Viral hepatitis, heavy alcohol consumption, and diabetes together increase the risk of developing hepatocellular carcinoma (HCC, a type of liver cancer) more than the separate factors alone, according to a study published in the September 1 issue of Cancer. Jian-Min Yuan from the University of Southern California and colleagues analyzed risk factors in 295 HCC patients and 435 cancer-free control subjects. As expected, hepatitis C and B both increased the risk of developing HCC, but hepatitis C had a stronger effect. While heavy alcohol use significantly increased the risk of HCC, moderate drinkers, surprisingly, had a lower risk of liver cancer. Having diabetes increased the HCC risk three-fold. When considered together, subjects who were both heavy alcohol users and diabetic had a 17-fold greater risk of developing HCC. The combination of viral hepatitis plus either heavy drinking or diabetes increased liver cancer risk by about 48-fold.
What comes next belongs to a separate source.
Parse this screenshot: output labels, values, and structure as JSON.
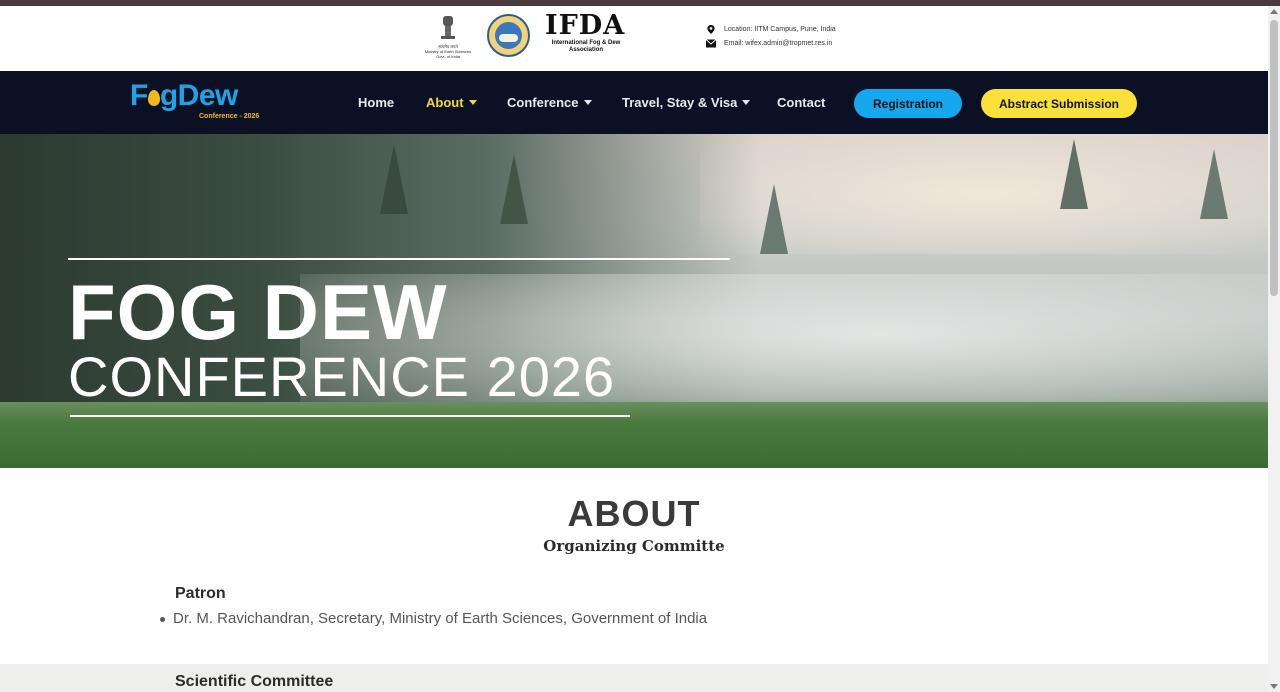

In related news, Mindie Nguyen from Stanford university and colleagues reported in the September issue of Clinical Gastroenterology and Hepatology that Asians may have a four-fold greater risk, and African-American men a two-fold greater risk, of HCC compared with whites. The researchers analyzed medical records and pathology reports from 207 patients with chronic HCV and cirrhosis and 257 control subjects. After controlling for confounding factors, Asian men were 4.3 times as likely and Asian women were 4.6 times more likely to have HCC than whites. African-American men were 2.4 times as likely, but the risk was not significantly greater for African-American women. The researchers said that their findings need to be confirmed in larger studies of racially varied populations.
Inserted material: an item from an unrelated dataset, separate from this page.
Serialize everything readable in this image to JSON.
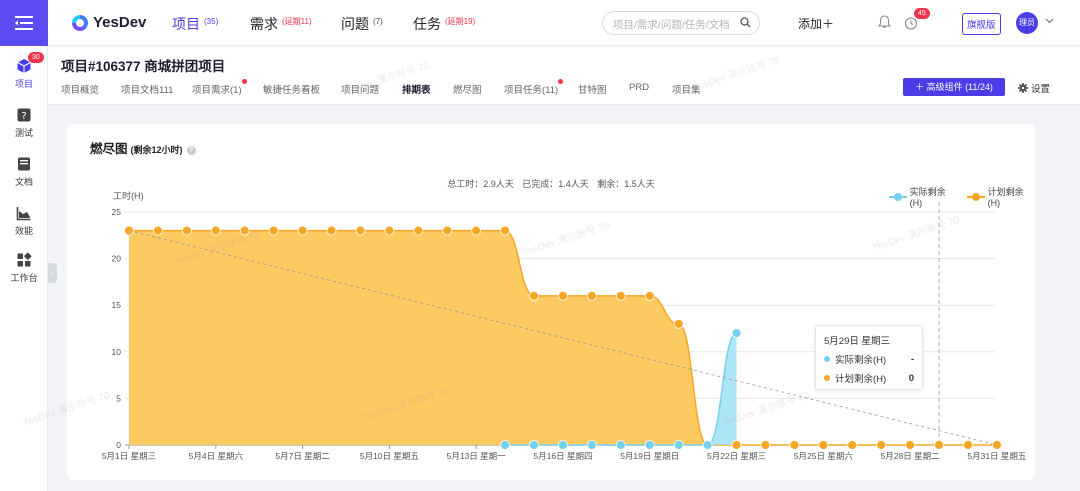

In other HCC news, Monica Anzola presented an overview of how hepatitis C and B contribute to liver cancer in the September issue of the Journal of Viral Hepatitis. HBV is a DNA virus that integrates itself into the human host cell genome. This process is believed to be carcinogenic (cancer-causing), perhaps because the virus interferes with the cells’ normal growth and division. HBV also encodes a protein called HBx, which is known to contribute to the development of HCC. HCV, in contrast, is an RNA virus that does not integrate into the genetic material of the host cell. It likely promotes liver cancer “through host protein interactions or via the inflammatory response to the virus,” according to Anzola, since proteins encoded by HCV (including the core proteins NS3 and NS5A) interfere with cellular communication. A better understanding of how HCV and HBV proteins function, Anzola suggests, could lead to the development of strategies to reduce the carcenogenicity of these viruses.